The academic finite element simulation software CFS++ (Coupled Field Simulation with CFS++) had been enhanced by MPI parallel linear system solvers based on the PETSc library. This gives immediate access to a broad range of linear system solvers provided by the framework, where state-of-the-art algebraic multilevel solvers are most beneficial.

The major workload for typical finite element simulation in CFS++ is the solution of linear systems. Implementing the PETSc framework offers a wide range of specialized MPI-parallel solvers for linear systems. In contrast to already integrated OpenMP based packages like LIS (Library of Iterative Solvers for Linear Systems), SuiteSparse/CHOLMOD or PARDISO, the integration of an MPI-based package required significant modification of the framework.

Plot shows relative wall time of parts of program (total, linear solver, assemble, not measured, graph setup, optimization time) over number of cores from 0 to 100. All but linear solver show saturation from 40 cores, relative runtime of linear solver decreases with number of cores.
Fig. 1 Normalized relative wall time for an iterative structural optimization problem.

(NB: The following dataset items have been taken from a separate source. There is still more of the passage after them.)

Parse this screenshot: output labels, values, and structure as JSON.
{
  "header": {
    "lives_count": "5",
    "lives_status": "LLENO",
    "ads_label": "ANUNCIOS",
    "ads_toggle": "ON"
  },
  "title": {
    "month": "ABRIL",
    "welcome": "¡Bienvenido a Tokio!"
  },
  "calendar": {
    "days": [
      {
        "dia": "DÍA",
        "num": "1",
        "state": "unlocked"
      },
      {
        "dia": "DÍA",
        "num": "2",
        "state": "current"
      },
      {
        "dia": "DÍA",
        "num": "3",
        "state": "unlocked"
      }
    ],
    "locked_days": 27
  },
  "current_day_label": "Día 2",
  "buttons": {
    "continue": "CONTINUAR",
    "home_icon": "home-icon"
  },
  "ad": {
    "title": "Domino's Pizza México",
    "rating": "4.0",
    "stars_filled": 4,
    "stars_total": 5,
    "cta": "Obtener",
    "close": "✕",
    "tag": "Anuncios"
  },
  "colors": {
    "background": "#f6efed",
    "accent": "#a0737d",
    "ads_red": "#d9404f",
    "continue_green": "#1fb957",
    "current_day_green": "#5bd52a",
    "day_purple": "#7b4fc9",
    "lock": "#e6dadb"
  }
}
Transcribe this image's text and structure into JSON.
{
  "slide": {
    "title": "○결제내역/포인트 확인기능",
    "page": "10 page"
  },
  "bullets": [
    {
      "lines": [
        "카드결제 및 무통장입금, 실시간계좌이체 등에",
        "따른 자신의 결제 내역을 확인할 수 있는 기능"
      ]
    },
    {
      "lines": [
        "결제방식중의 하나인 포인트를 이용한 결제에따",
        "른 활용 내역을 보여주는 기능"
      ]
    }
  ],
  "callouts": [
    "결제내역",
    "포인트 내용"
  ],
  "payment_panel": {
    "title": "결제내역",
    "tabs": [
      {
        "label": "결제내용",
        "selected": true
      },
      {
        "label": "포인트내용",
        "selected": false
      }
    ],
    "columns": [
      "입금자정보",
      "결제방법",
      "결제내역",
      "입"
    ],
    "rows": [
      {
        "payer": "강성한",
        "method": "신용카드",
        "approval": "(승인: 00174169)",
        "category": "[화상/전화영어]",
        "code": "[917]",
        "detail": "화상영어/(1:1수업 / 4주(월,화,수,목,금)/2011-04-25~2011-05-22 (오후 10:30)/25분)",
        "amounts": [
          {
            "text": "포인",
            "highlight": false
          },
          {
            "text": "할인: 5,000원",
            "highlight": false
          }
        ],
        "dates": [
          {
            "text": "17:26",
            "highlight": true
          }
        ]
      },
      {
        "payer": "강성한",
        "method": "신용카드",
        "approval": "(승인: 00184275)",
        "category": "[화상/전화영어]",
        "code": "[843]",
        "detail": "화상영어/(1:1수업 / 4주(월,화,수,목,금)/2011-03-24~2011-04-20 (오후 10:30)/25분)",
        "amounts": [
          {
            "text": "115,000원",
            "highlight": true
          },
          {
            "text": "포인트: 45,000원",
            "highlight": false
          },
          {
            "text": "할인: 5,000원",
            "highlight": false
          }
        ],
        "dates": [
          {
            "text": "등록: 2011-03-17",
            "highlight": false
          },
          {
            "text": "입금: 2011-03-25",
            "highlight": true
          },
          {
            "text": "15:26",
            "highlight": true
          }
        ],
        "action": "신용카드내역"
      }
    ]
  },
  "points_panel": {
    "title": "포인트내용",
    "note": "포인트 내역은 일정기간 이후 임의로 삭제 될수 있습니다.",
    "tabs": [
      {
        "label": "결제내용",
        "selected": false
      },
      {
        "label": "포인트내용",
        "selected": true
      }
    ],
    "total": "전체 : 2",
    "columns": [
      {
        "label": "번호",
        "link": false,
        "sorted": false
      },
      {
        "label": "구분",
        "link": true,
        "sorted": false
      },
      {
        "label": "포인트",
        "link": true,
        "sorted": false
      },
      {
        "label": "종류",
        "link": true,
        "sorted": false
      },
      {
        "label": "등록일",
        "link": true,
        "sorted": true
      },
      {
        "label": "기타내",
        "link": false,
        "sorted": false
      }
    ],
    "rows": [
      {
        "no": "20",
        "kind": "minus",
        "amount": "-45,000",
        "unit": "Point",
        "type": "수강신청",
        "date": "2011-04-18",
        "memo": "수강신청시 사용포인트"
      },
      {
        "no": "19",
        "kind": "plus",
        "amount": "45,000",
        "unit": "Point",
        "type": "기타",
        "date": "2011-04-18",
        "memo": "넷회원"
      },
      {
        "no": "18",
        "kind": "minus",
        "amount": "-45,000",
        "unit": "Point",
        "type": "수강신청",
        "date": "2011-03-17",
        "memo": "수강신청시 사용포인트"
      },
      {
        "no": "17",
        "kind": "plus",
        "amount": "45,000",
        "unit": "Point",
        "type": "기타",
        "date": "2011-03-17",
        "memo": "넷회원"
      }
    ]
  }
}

Fig. 1 shows, that the impact of the linear solver in total run time can be significantly reduced. In the present example, only systems of equations with 3×10^6 unknowns are solved, the high number of cores/ nodes on the Emmy compute cluster would benefit from larger systems. Clearly, also Amdahl’s law applies in that not yet serialized parts of the software become significant. To mention two, graph setup of the sparse matrix system and assembling the finite element stiffness matrix, both can significantly benefit from MPI-parallelization, as the potential of OpenMP parallelization in these two tasks is memory bounded and requires time-consuming memory access control. Both, graph setup and assembling are already experimentally reimplemented based on the PETSc framework, but the full parallelization is still subject to future work as it requires the partition and distribution of the finite element mesh and the calculation of local finite element matrices.